Le Moniteur #6387-6388 : Des tours de 40m pour consolider un viaduc


Auteur : Fabien Renou


revue
Année : 2025
Editeur : ED LE MONITEUR MONITER
Description : L’évaluation du coût d’une centrale nucléaire est une science inexacte. Chez EDF, les calculettes ont une nouvelle fois chauffé pour aboutir à un chiffre de 72,8 milliards d’euros, en hausse de 5 milliards par rapport à l’estimation précédente. Un renchérissement auquel on s’est habitué : ces factures qui enflent font partie de la vie des grands projets. Et, si elles font grincer des dents, elles ne suffisent pas à remettre en cause ces réalisations stratégiques. Ce volontarisme dont bénéficie la filière nucléaire ne semble pas avoir d’équivalent dans le domaine des EnR. En cette fin d’année 2025, par exemple, la surproduction électrique que connaît l’Hexagone a conduit à rouvrir le débat sur le rythme de déploiement des renouvelables. Qu’à cela ne tienne : un énième rapport a été commandé pour évaluer le coût des filières solaire et éolienne. Ses conclusions, à n’en pas douter, permettront d’avancer… jusqu’au prochain soubresaut qui nécessitera de tout remettre à plat. Le volontarisme dont bénéficie la filière nucléaire ne semble pas avoir d’équivalent dans le domaine des EnR. Symptomatique de cette incapacité à acter une stratégie nationale : l’interminable gestation de la troisième programmation pluriannuelle de l’énergie. Annoncée comme imminente à de nombreuses reprises, sa publication accuse deux ans de retard. La faute à l’instabilité gouvernementale, certes, à l’instrumentalisation du texte à des fins politiques, aussi, mais surtout à la difficulté de faire des choix dans un contexte mouvant. Au final, cela donne un running gag qui ne fait plus rire personne, un serpent de mer qui finit par se mordre la queue.
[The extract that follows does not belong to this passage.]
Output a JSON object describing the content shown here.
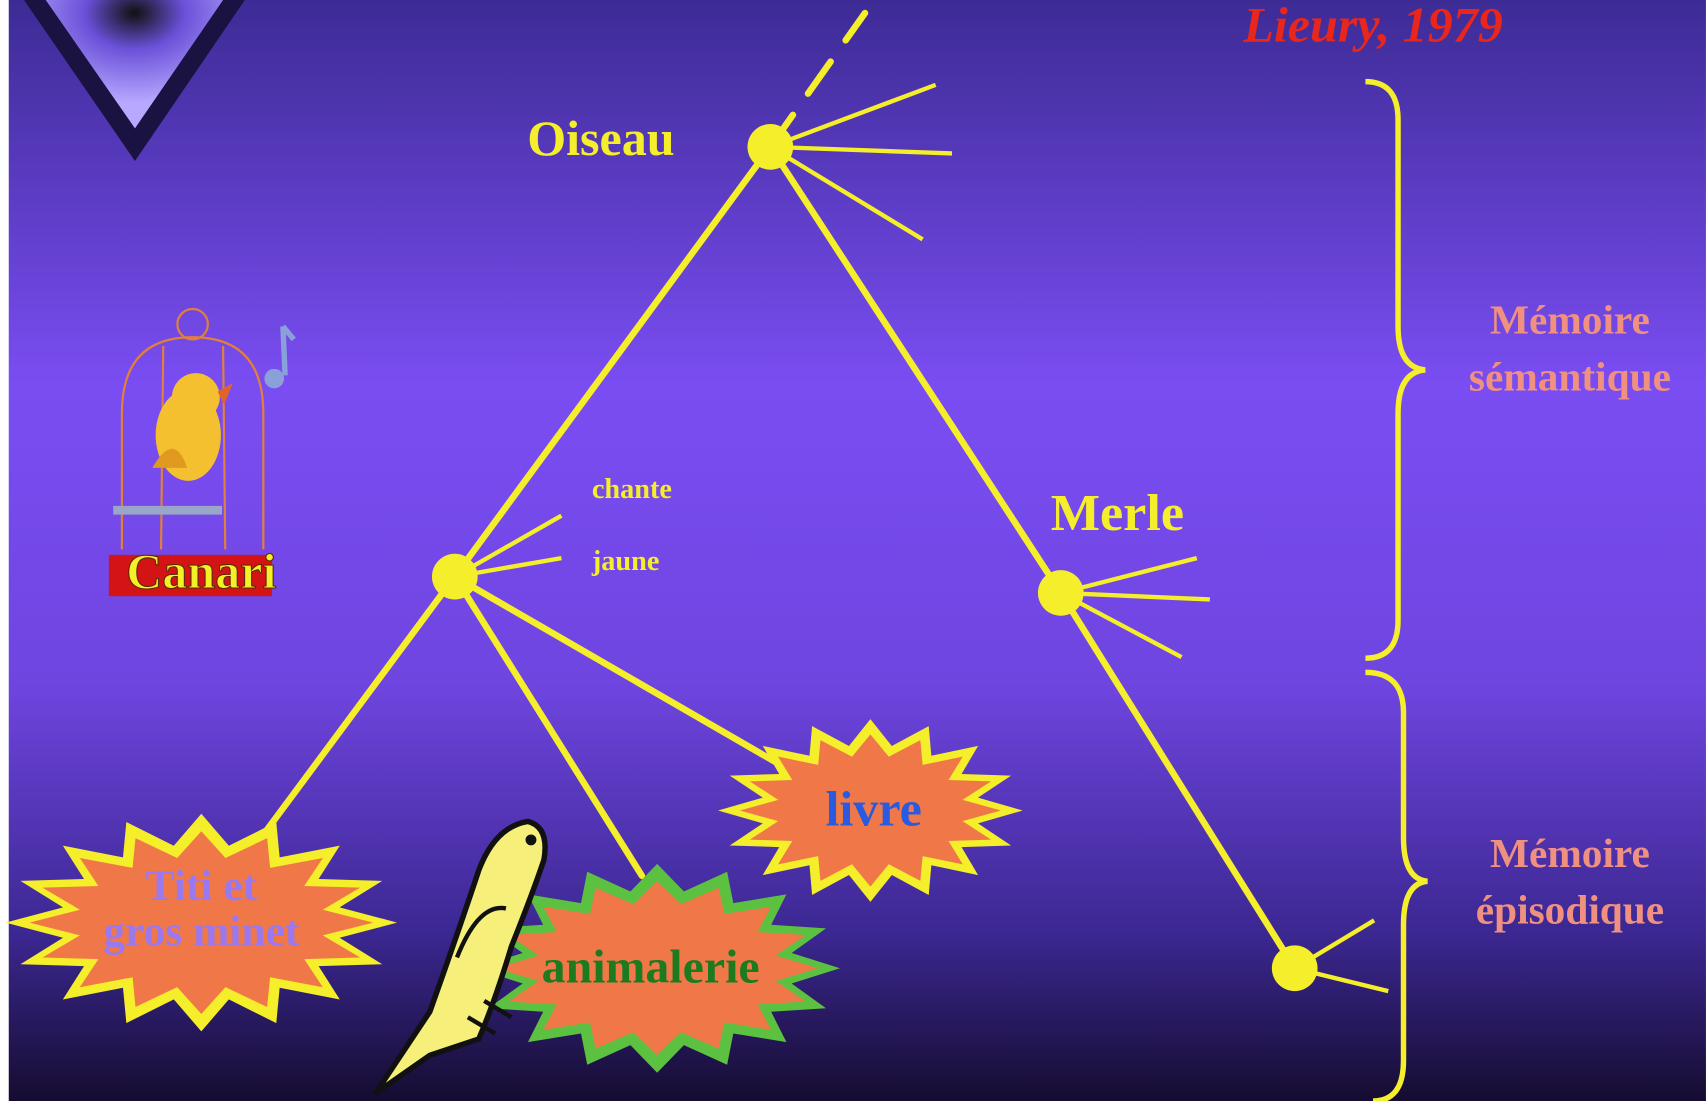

Car les difficultés à établir une feuille de route sur dix ans, tout comme les interminables délais de publication de textes d’application de la loi Aper de mars 2023, conduisent à accentuer la nébulosité dans laquelle évoluent les acteurs des EnR. Non contents de subir les aléas économiques et les ruptures technologiques, ils doivent composer avec les hésitations des pouvoirs publics. Or, attendre d’avoir une vision stabilisée pour avancer, c’est être certain de ne jamais rien décider. Comme le prouve le volontarisme dont bénéficie le programme nucléaire, il faut parfois accepter d’avancer dans le brouillard pour montrer la voie.